The statement was signed by two other serving commissioners. The remaining two members of the five-strong commission were not serving in early 2013, when the FTC settled with Google after extracting voluntary concessions from the company.

Ramirez said: “Some of the FTC’s staff attorneys on the search investigation raised concerns about several other Google practices. In response, the Commission obtained commitments from Google regarding certain of those practices.

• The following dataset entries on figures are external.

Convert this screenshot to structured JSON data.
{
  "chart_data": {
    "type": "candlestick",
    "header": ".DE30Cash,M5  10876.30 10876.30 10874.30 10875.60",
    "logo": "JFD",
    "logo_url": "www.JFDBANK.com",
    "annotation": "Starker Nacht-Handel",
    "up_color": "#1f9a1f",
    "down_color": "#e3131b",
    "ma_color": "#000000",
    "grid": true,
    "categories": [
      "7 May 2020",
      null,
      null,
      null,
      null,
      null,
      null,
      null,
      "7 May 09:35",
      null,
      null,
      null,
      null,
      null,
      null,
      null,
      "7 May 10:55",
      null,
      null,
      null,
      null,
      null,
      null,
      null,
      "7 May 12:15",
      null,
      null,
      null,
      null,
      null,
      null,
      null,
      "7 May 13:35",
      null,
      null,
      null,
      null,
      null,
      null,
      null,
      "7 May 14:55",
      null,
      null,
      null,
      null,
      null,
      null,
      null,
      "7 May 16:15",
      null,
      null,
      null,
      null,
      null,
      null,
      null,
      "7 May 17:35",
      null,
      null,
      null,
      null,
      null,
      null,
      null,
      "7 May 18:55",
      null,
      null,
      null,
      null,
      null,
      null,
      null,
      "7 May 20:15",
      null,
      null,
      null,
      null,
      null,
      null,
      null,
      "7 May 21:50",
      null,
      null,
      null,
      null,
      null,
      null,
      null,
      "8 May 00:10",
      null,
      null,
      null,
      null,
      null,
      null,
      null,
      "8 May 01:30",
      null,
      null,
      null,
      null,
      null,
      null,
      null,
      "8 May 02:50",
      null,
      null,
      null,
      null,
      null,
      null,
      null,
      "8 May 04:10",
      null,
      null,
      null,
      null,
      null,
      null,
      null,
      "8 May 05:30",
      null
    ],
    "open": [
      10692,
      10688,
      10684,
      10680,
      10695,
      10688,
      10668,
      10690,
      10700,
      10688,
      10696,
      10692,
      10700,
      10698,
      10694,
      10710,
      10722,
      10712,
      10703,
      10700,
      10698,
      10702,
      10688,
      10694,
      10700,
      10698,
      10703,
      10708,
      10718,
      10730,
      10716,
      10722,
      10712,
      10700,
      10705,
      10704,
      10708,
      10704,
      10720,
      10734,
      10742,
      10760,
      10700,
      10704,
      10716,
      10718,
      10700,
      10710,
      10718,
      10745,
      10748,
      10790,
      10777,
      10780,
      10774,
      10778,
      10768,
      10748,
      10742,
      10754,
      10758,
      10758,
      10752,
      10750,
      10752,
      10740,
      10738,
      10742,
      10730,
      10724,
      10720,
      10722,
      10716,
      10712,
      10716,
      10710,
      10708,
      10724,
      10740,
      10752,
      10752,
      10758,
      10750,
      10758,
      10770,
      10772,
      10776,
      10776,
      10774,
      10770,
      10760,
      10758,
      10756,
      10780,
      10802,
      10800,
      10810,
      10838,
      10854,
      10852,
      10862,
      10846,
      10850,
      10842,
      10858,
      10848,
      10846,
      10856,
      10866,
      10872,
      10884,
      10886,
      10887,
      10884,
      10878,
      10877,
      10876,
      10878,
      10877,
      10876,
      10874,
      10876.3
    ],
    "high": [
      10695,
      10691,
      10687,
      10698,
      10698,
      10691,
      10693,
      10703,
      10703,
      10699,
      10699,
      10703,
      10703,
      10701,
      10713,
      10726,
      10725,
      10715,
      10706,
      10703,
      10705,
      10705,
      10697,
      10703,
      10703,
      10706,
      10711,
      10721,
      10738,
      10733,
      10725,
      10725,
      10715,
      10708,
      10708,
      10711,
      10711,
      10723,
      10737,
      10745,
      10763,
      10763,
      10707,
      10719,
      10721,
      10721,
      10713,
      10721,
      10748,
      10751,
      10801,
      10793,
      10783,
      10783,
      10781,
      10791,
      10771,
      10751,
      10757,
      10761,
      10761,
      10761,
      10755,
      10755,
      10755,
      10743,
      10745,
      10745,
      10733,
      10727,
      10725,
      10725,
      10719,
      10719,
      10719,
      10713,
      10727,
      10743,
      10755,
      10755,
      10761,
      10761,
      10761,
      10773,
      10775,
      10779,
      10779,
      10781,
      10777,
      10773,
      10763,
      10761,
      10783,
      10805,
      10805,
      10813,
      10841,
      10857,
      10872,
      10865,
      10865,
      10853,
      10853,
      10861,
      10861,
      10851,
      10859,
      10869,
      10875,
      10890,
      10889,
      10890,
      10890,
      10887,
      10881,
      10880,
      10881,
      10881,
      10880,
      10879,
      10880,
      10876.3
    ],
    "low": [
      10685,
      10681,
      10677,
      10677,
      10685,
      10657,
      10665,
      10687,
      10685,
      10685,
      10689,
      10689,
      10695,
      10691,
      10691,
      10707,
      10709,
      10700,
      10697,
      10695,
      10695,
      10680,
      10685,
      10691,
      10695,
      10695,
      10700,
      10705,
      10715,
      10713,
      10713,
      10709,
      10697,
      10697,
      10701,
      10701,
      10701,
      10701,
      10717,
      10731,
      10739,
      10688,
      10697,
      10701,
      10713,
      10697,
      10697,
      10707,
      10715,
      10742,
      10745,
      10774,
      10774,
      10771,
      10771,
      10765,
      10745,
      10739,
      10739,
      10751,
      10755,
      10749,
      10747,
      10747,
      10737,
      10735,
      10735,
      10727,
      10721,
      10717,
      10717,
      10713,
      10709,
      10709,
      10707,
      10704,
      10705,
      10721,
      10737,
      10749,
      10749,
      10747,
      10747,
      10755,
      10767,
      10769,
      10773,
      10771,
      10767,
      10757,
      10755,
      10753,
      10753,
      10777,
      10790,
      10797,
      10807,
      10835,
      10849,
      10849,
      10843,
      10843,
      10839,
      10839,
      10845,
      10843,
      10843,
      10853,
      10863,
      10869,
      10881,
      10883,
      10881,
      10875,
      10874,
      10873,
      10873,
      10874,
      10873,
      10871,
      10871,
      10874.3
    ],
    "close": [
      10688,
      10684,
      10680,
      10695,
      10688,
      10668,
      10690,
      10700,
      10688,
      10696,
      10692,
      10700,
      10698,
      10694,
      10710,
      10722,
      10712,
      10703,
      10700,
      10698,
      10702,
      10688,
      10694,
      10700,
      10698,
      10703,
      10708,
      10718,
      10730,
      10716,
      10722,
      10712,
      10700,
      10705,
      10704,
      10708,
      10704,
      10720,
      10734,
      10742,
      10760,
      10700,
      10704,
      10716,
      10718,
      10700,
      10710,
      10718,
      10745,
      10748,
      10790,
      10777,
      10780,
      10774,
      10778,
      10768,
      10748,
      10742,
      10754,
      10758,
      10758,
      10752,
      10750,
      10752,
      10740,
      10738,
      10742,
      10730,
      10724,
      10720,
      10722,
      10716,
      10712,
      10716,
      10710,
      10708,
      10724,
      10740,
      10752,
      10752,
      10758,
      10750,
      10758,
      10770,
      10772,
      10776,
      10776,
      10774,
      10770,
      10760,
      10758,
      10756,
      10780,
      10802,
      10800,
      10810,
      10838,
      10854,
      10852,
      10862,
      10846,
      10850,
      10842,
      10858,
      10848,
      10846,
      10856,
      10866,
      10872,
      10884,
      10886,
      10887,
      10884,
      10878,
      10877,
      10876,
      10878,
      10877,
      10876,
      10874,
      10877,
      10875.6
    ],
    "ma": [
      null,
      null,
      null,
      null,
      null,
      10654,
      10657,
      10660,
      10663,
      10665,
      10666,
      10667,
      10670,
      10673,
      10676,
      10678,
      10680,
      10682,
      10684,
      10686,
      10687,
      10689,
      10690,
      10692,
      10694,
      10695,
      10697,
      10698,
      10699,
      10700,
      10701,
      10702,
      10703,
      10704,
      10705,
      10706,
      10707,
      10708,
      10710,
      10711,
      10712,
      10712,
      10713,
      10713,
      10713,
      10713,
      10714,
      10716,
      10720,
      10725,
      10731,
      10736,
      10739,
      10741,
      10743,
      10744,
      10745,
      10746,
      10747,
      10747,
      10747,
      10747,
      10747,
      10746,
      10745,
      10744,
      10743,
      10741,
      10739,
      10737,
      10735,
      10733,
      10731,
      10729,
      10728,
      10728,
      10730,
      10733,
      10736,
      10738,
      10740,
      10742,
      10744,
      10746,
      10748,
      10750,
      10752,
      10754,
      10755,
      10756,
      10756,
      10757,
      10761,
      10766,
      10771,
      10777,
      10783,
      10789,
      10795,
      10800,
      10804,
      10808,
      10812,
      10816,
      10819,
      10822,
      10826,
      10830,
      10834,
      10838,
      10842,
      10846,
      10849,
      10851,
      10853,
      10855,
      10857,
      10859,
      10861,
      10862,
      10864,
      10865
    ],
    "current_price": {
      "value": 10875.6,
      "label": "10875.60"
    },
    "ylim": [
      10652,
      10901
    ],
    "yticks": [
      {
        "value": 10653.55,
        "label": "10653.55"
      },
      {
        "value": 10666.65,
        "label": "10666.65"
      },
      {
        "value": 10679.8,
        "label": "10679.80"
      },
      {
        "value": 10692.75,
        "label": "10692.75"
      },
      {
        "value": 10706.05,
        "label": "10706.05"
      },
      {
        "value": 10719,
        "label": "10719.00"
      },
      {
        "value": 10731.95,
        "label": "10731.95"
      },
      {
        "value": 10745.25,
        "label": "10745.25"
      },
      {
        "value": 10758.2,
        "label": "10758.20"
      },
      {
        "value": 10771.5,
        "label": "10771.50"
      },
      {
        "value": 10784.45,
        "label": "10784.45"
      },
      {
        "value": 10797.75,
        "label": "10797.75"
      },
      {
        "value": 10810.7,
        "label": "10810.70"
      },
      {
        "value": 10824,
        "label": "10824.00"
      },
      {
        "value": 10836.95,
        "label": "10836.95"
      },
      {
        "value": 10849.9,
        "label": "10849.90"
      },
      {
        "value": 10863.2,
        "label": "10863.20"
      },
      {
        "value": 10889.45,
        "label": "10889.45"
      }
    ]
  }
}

Over the last two years, Google has abided by those commitments.”

The Journal has obtained and published a partial copy of a 2012 report by FTC staff in which serious concerns were raised about Google’s practices.

In the strongly worded document, FTC staff identify risks in bringing legal action against Google, but state: “Staff concludes that Google’s conduct has resulted – and will result – in real harm to consumers and to innovation in the online search and advertising markets. Google has strengthened its monopolies over search and search advertising through anticompetitive means, and has forestalled competitors’ and would-be competitors’ ability to challenge those monopolies, and this will have lasting negative effects on consumer welfare.”

The debate is being closely watched in Europe, where competition commissioner Margrethe Vestager must soon decide whether to step up a long-drawn-out inquiry into Google search practices. The European commission probe began in 2010 and remains open after the rejection of three successive packages of voluntary concessions.

Ramirez blasted suggestions that commissioners had been politically influenced. She said: “Today’s Wall Street Journal article … makes a number of misleading inferences and suggestions about the integrity of the FTC’s investigation. The article suggests that a series of disparate and unrelated meetings involving FTC officials and executive branch officials or Google representatives somehow affected the Commission’s decision to close the search investigation in early 2013. Not a single fact is offered to substantiate this misleading narrative.”

In an emailed statement, the Journal defended its reporting as “careful, accurate and fair”.